I also had low readings with the recall test strips. I agree she needs to be tested properly and if she does have her own meter she should get a test kit like I did from Roche.
 
I've been away from this forum for such a long time, life got in the way of my computer time. Recently my INR difficulties are so extreme, and then I remembered the wealth of knowledge to be found here. I self test with a coaguchek, and also occasionally go to the Coumadin clinic I guess just to validate that I'm ok.
But lately that's definitely not been the case. I've attached a screen shot so you can see what I mean.

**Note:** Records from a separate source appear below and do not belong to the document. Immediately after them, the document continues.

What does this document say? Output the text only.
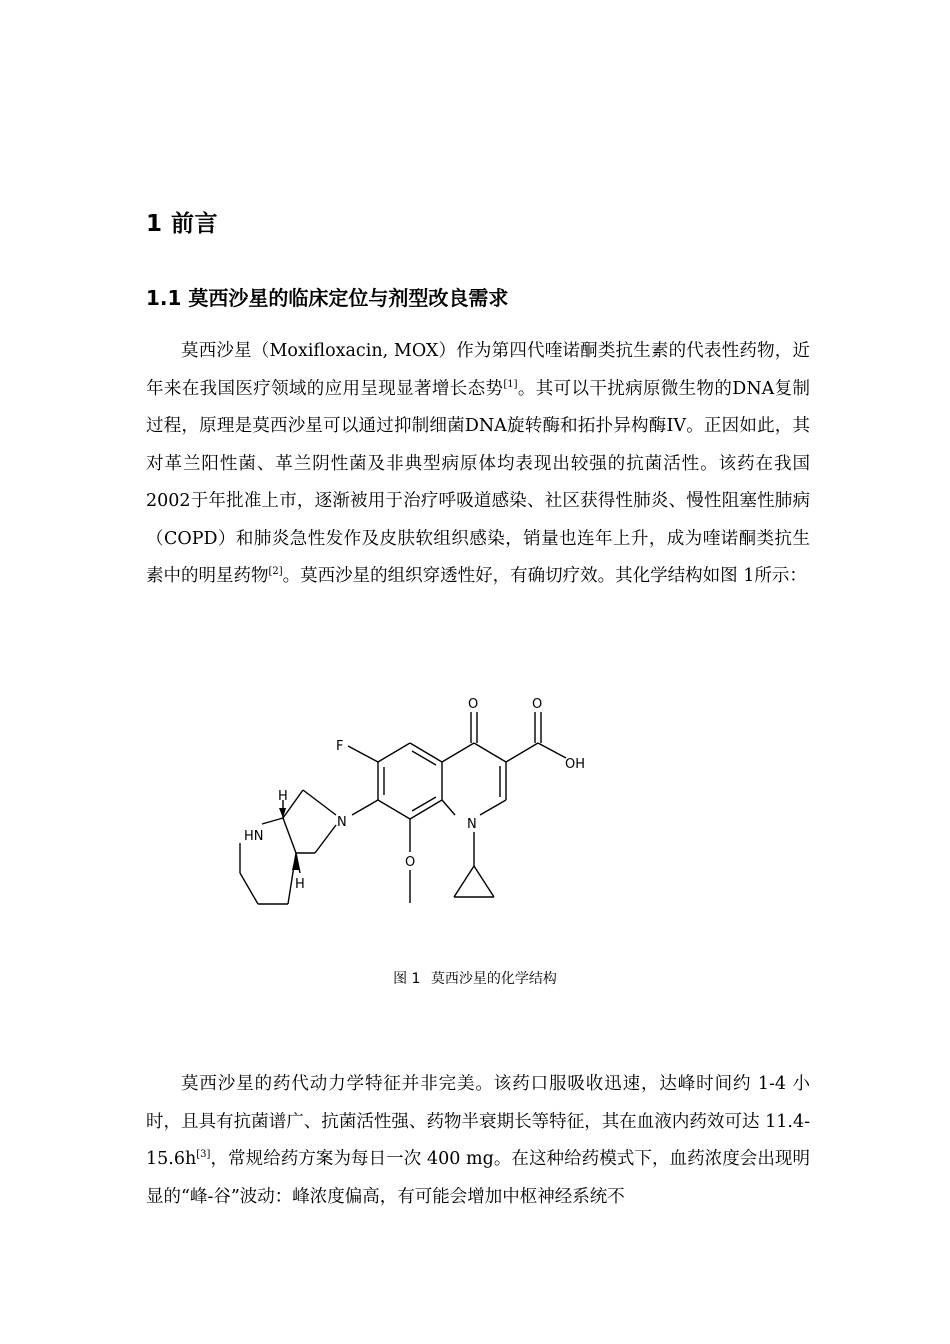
1 前言
1.1 莫西沙星的临床定位与剂型改良需求

莫西沙星（Moxifloxacin, MOX）作为第四代喹诺酮类抗生素的代表性药物，近年来在我国医疗领域的应用呈现显著增长态势[1]。其可以干扰病原微生物的DNA复制过程，原理是莫西沙星可以通过抑制细菌DNA旋转酶和拓扑异构酶IV。正因如此，其对革兰阳性菌、革兰阴性菌及非典型病原体均表现出较强的抗菌活性。该药在我国2002于年批准上市，逐渐被用于治疗呼吸道感染、社区获得性肺炎、慢性阻塞性肺病（COPD）和肺炎急性发作及皮肤软组织感染，销量也连年上升，成为喹诺酮类抗生素中的明星药物[2]。莫西沙星的组织穿透性好，有确切疗效。其化学结构如图 1所示：

O	O
OH
F
N	N
HN
H
H
O
图 1 莫西沙星的化学结构

莫西沙星的药代动力学特征并非完美。该药口服吸收迅速，达峰时间约 1-4 小时，且具有抗菌谱广、抗菌活性强、药物半衰期长等特征，其在血液内药效可达 11.4-15.6h[3]，常规给药方案为每日一次 400 mg。在这种给药模式下，血药浓度会出现明显的“峰-谷”波动：峰浓度偏高，有可能会增加中枢神经系统不
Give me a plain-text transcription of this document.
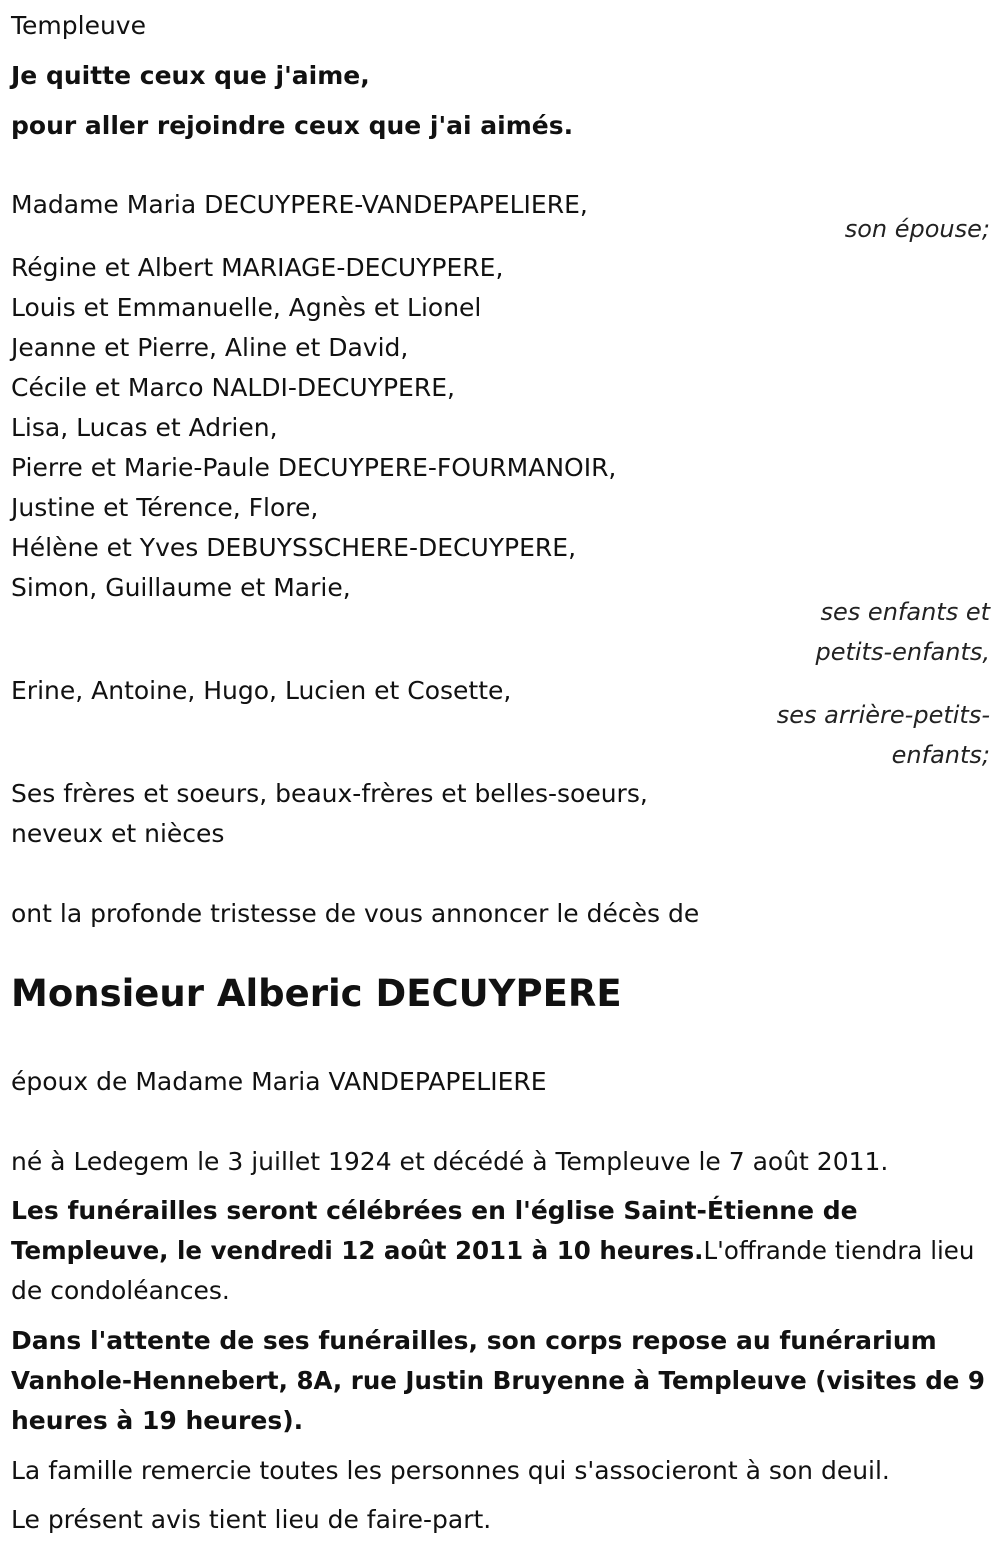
Templeuve

Je quitte ceux que j'aime,

pour aller rejoindre ceux que j'ai aimés.

Madame Maria DECUYPERE-VANDEPAPELIERE,

son épouse;

Régine et Albert MARIAGE-DECUYPERE,
Louis et Emmanuelle, Agnès et Lionel
Jeanne et Pierre, Aline et David,
Cécile et Marco NALDI-DECUYPERE,
Lisa, Lucas et Adrien,
Pierre et Marie-Paule DECUYPERE-FOURMANOIR,
Justine et Térence, Flore,
Hélène et Yves DEBUYSSCHERE-DECUYPERE,
Simon, Guillaume et Marie,

ses enfants et

petits-enfants,

Erine, Antoine, Hugo, Lucien et Cosette,

ses arrière-petits-

enfants;

Ses frères et soeurs, beaux-frères et belles-soeurs,

neveux et nièces

ont la profonde tristesse de vous annoncer le décès de

Monsieur Alberic DECUYPERE

époux de Madame Maria VANDEPAPELIERE

né à Ledegem le 3 juillet 1924 et décédé à Templeuve le 7 août 2011.

Les funérailles seront célébrées en l'église Saint-Étienne de

Templeuve, le vendredi 12 août 2011 à 10 heures.L'offrande tiendra lieu

de condoléances.

Dans l'attente de ses funérailles, son corps repose au funérarium

Vanhole-Hennebert, 8A, rue Justin Bruyenne à Templeuve (visites de 9

heures à 19 heures).

La famille remercie toutes les personnes qui s'associeront à son deuil.

Le présent avis tient lieu de faire-part.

I don't know what to do. I don't use any alcohol, I think my diet is pretty stable (not always healthy, but stable). I don't know why my INR is like this. When it goes as high as you see here, the medical response is hospitalize me, give me transfusions (usually anemic when this occurs) and vitamin k injection to bring it down immediately.
It's because I'm sick of going to the hospital, that I've quit sharing my results with doctor or clinic. My doctor is totally INR ignorant anyway, so I'm not surprised even she sends me to the E R.
I surprisingly never have any problems with bleeding, but I'm also very careful. I fell out of bed the other night, hence the bruise photo.
I am currently taking only 1.5 mg of warfarin daily, and yesterday once again my INR was higher than my machine can read.
I'm so tired of it all. I've been dealing with this crap for over 6 years now, it has had such a negative impact on my previously cheerful, happy personality. I don't even know me anymore.
I'm not even sure what I'm looking for here, I know you aren't doctors and most are not comfortable giving advice. Maybe I just need a place to rant and release my misery?
Anyway thanks for putting up with it.